Spence is set to defend his WBC and IBF titles Saturday night on against Danny Garcia at AT&T Stadium, another hometown bout for Spence and his second on the home field of the NFL team that adopted him, the Dallas Cowboys.
“This is the most important fight of my life,” said Spence, undefeated in 26 fights with 21 knockouts. “This is my redemption fight. This is my comeback fight. And I won’t accept anything less than a victory.”
In September 2019, Spence added the WBC welterweight title to his IBF strap with a thrilling split-decision victory over Shawn Porter in Los Angeles.
A month after beating Porter, Spence flipped his Ferrari while speeding on a Dallas street in the early morning hours. Spence was ejected but didn’t sustain any broken bones or fractures and was treated for facial lacerations. He said the go-ahead for training came after doctors told him he had no bleeding on his brain.
“I feel my accident helped me a lot with just basically put my feet on the ground and humbling myself and realizing that a lot of people don’t get a second chance,” the 30-year-old Spence said. “I feel like you're going to see a better me overall and I’m here to show everybody why.”
The 32-year-old Garcia (32-6, 21 knockouts) is fighting for the first time since a 12-round decision in January over Ivan Redkach in which Garcia said his opponent bit him.
Garcia was supposed to fight Spence around the same time before Spence's accident. Instead, the former two-division champion earned a second consecutive victory.
“Boxing is a sport of timing,” Garcia said. “And the time is now. I feel great. Had a tremendous camp. I did everything I was supposed to do. Now it’s time to go out there Saturday night and do what I do best and win.”
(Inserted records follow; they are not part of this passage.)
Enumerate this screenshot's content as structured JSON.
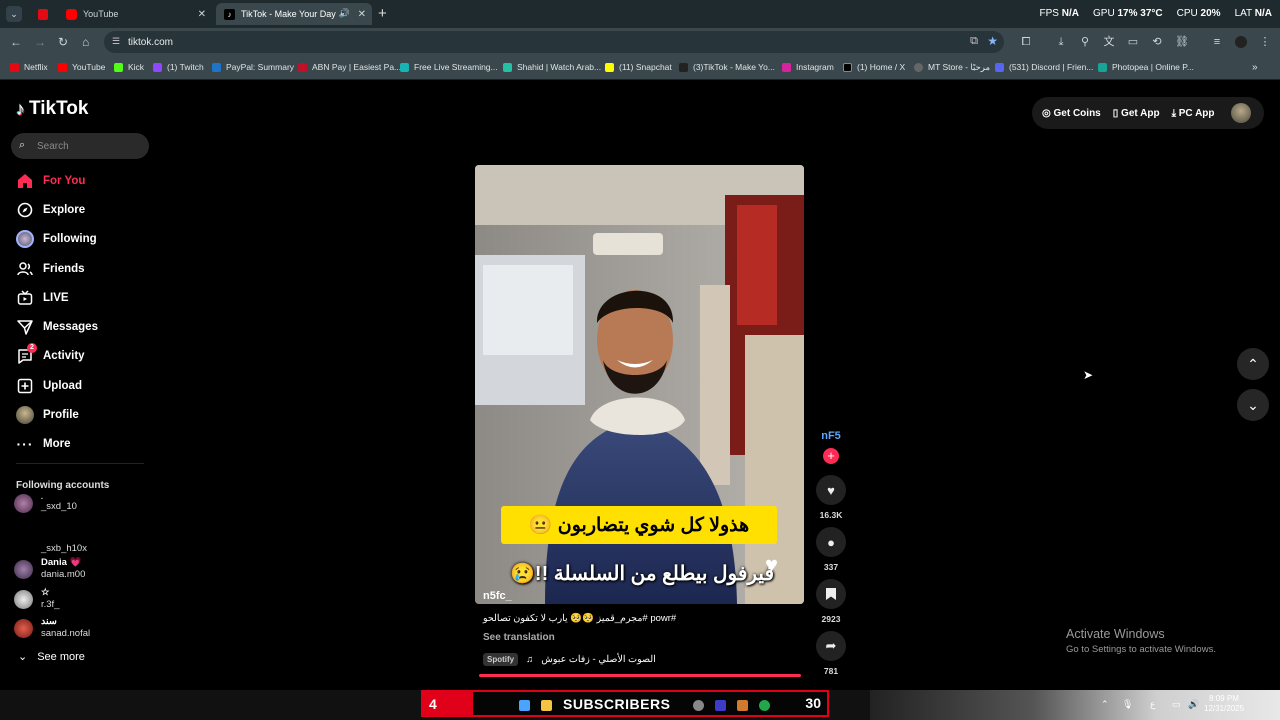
{
  "browser": {
    "tabs": [
      {
        "label": "",
        "active": false
      },
      {
        "label": "YouTube",
        "active": false
      },
      {
        "label": "TikTok - Make Your Day",
        "active": true
      }
    ],
    "url": "tiktok.com",
    "perf": {
      "fps_label": "FPS",
      "fps": "N/A",
      "gpu_label": "GPU",
      "gpu": "17",
      "gpu_unit": "%",
      "gpu_temp": "37",
      "gpu_temp_unit": "°C",
      "cpu_label": "CPU",
      "cpu": "20",
      "cpu_unit": "%",
      "lat_label": "LAT",
      "lat": "N/A"
    },
    "bookmarks": [
      {
        "label": "Netflix",
        "color": "#e50914"
      },
      {
        "label": "YouTube",
        "color": "#ff0000"
      },
      {
        "label": "Kick",
        "color": "#53fc18"
      },
      {
        "label": "(1) Twitch",
        "color": "#9146ff"
      },
      {
        "label": "PayPal: Summary",
        "color": "#1f74c8"
      },
      {
        "label": "ABN Pay | Easiest Pa...",
        "color": "#c0102a"
      },
      {
        "label": "Free Live Streaming...",
        "color": "#18b3b3"
      },
      {
        "label": "Shahid | Watch Arab...",
        "color": "#22c1a4"
      },
      {
        "label": "(11) Snapchat",
        "color": "#fffc00"
      },
      {
        "label": "(3)TikTok - Make Yo...",
        "color": "#222222"
      },
      {
        "label": "Instagram",
        "color": "#d6249f"
      },
      {
        "label": "(1) Home / X",
        "color": "#000000"
      },
      {
        "label": "MT Store - مرحبًا",
        "color": "#666666"
      },
      {
        "label": "(531) Discord | Frien...",
        "color": "#5865f2"
      },
      {
        "label": "Photopea | Online P...",
        "color": "#18a497"
      }
    ]
  },
  "sidebar": {
    "logo": "TikTok",
    "search_placeholder": "Search",
    "nav": [
      {
        "label": "For You",
        "icon": "home-icon",
        "active": true
      },
      {
        "label": "Explore",
        "icon": "compass-icon",
        "active": false
      },
      {
        "label": "Following",
        "icon": "following-avatar-icon",
        "active": false
      },
      {
        "label": "Friends",
        "icon": "friends-icon",
        "active": false
      },
      {
        "label": "LIVE",
        "icon": "live-icon",
        "active": false
      },
      {
        "label": "Messages",
        "icon": "messages-icon",
        "active": false
      },
      {
        "label": "Activity",
        "icon": "activity-icon",
        "active": false,
        "badge": "2"
      },
      {
        "label": "Upload",
        "icon": "upload-icon",
        "active": false
      },
      {
        "label": "Profile",
        "icon": "profile-icon",
        "active": false
      },
      {
        "label": "More",
        "icon": "more-icon",
        "active": false
      }
    ],
    "following_title": "Following accounts",
    "accounts": [
      {
        "name": ".",
        "username": "_sxd_10",
        "avatar_color": "#6a4a6a"
      },
      {
        "name": "",
        "username": "_sxb_h10x",
        "avatar_color": ""
      },
      {
        "name": "Dania 💗",
        "username": "dania.m00",
        "avatar_color": "#7a5a7a"
      },
      {
        "name": "☆",
        "username": "r.3f_",
        "avatar_color": "#bbbbbb"
      },
      {
        "name": "سند",
        "username": "sanad.nofal",
        "avatar_color": "#c0392b"
      }
    ],
    "see_more": "See more"
  },
  "topbar": {
    "get_coins": "Get Coins",
    "get_app": "Get App",
    "pc_app": "PC App"
  },
  "video": {
    "caption_line1": "هذولا كل شوي يتضاربون 😐",
    "caption_line2": "فيرفول بيطلع من السلسلة !!😢",
    "overlay_handle": "n5fc_",
    "description": "#powr #مجرم_قميز 🥺🥺 يارب لا تكفون تصالحو",
    "see_translation": "See translation",
    "music_badge": "Spotify",
    "music": "الصوت الأصلي - زفات عبوش",
    "creator_tag": "nF5",
    "likes": "16.3K",
    "comments": "337",
    "saves": "2923",
    "shares": "781"
  },
  "watermark": {
    "line1": "Activate Windows",
    "line2": "Go to Settings to activate Windows."
  },
  "taskbar": {
    "sub_left": "4",
    "sub_text": "SUBSCRIBERS",
    "sub_right": "30",
    "time": "8:09 PM",
    "date": "12/31/2025",
    "tray_lang": "ع"
  }
}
Spence twice defended his IBF title near his hometown on properties of the Cowboys. The first was over Carlos Ocampo at team headquarters 30 miles north of Dallas in Frisco.
The second was against Mikey Garcia in early 2019 at AT&T Stadium, before beating Porter. The accident led to a much longer layoff for the 2012 U.S. Olympian — close to 15 months.
“I think it did renew my focus and got me back focused on the things that got me to the top of the mountain,” Spence said. “And that’s just being in the gym every day and things like that. At some point I was, after a fight, started taking a week off, to two weeks off, to a month off, to basically being in the gym when it was fight time.”
Garcia lost the WBC belt when Porter took a unanimous decision a little more than two years ago. But the Philadelphia fighter has fond memories of Texas, recalling a victory for his first world title in Houston eight years ago.
“I have a lot of fans here in Texas,” Garcia said. “I feel like it’s a home away from home. It’s a special place for me. I don’t look at it like I’m going away. I just look at it as I’m going to handle business.”
The top undercard fight in the pay-per-view event features unbeaten super welterweight Sebastian Fundora against Habib Ahmed in a title eliminator. Ahmed replaced Jorge Cota, who tested positive for COVID-19.